Herczku Ági És A Banda – Kamara (cd, Fonó / Xango Music Distribution)
Mijn eerste kennismaking met de Hongaarse muziek is ergens begin jaren 90 geweest, hetgeen door een cover van een Muzsikás nummer door The Ex (met Tom Cora) kwam. De Muzsikás, zeker met zangeres Martá Sebestyén, vind ik nog altijd steengoed. De Hongaarse muziek is veelal gestoeld op de Barokke muziek, hetgeen voor de bijzondere sound zorgt. Er volgden dan ook al snel vele andere bands uit dat land, die dikwijls de muziek op het Fonó label uitbrachten. Zo ook Ágnes (Ági) Herczku (omgekeerd geschreven in Hongarije), die al zo’n 20 jaar albums naar buiten brengt en in 2018 nog met haar tweeluik Hozomány/ Visa aan kwam zetten. Hierop bracht ze Transsylvaanse folk muziek van vroeger en nu ten gehore, waarbij ze de perfecte troonopvolgster van Sebestyén lijkt te zijn. Nu is ze terug met band en samen heten ze dan Herczku Ági És A Banda, waarmee ze het nieuwe album Kamara, Hongaars voor “kamer”, het licht laat zien. Herczku (zang, gardon) wordt hierbij vergezeld door bandleden, waarvan een deel ook op haar vorige album meededen, en gasten op contrabas, viool, zang, accordeon, bas, draailier en meer. Daarmee brengen ze prachtige Hongaarse, Slowaakse, Kroatische en Bulgaarse songs, allen met een creatief Hongaars sausje. De songs zijn afwisselend opzwepend en heerlijk melancholisch. Alles wordt gedragen door de geweldige zang van Herczku, maar haar band zorgt daarbij wel echt voor een fraaie, dynamische omlijsting. Het is muziek voor liefhebbers van Muzsikás, Kolinda, Csik Zenekar, Irén Lovasz en ook Le Mystère Des Voix Bulgares. Een overheerlijke muzikale goulash.

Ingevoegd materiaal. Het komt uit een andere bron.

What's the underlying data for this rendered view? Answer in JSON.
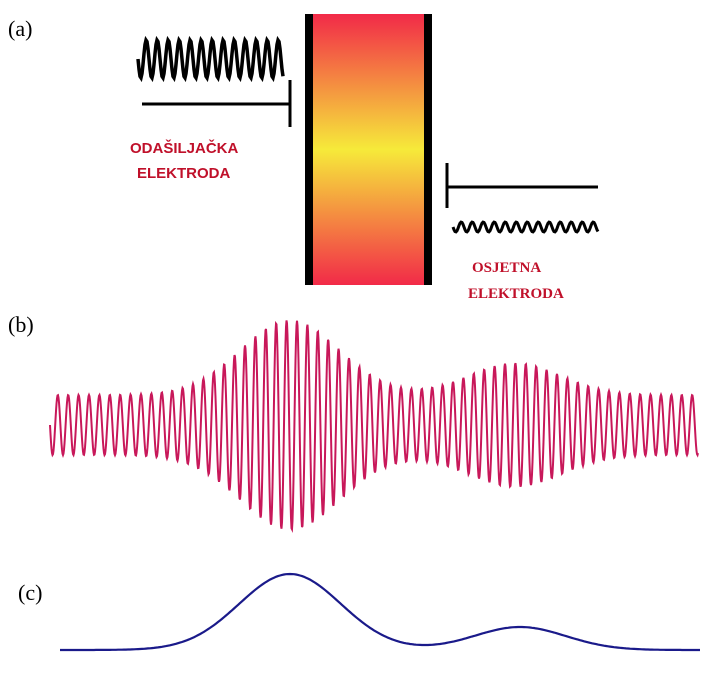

Khusugtun Jangar (cd, Routes Nomades/ Buda Musique / Xango Music Distribution)
Keelzang of boventoonzang vind ik echt wel een bijzonder fenomeen, met name die uit Tuva en Mongolië, die respectievelijk chöömei en chuumi wordt genoemd. Het is alsof de zanger/zangeres er een extra stem bij krijgt. Ik heb met onder meer Altai Hangai, Huun-Huur-Tu, Sainkho Namtchylak, Yat-Kha en Hanggai daar best wat van in de kast staan. Mijn eerste live ervaring was overigens zo’n 25 jaar geleden, toen er een groep (naam ben ik kwijt) nota bene in de inmiddels ter ziele gegane punk/gothic club Korsakoff optrad. Onaards goed vond ik het en een lust voor het oog met prachtige kostuums en bijzondere instrumenten zoals de morin khuur ofwel paardenkop viool (vanwege die vorm van de krul). Nieuw voor mij is het Mongoolse zestal Khusugtun, dat al in 2009 debuteerde met de gelijknamige cd. Hoe dan ook, nu haak ik aan bij hun nieuwste album Jangar. “Jangar” betekent “krijger” in het Mongools en dat past ook wel bij de aanpak van de band. Ze gaan namelijk meteen strijdlustig van start met lekker uptempo muziek. En hoewel de keelzang, wat ze khöömii noemen, soms redelijk op elkaar kan lijken, weten ze hier toch behoorlijk veel variatie aan te brengen. Daarnaast hebben ze ook een zangeres erbij met een werkelijk hemelse stem, die voor de fijne afwisseling zorgt. Dat alles weten ze tevens prachtig in te lijsten met traditionele varianten op de viool, cello, mondharp, muzikale boog, fluit, percussie-instrument, citer en gitaar. Het is een schitterende samensmelting van traditionele en hedendaagse muziek geworden, die ook een zekere emotionele lading met zich meebrengt. Dat alles ook zonder maar één woord te verstaan, hetgeen uiteraard niet enkel aan de articulatie ligt. Khusugtun levert een meeslepend, meesterlijk wereldalbum af!
Psychogeografia – Random Roots (cd/ lp+cd, Gusstaff/ Don’t Sit On My Vinyl)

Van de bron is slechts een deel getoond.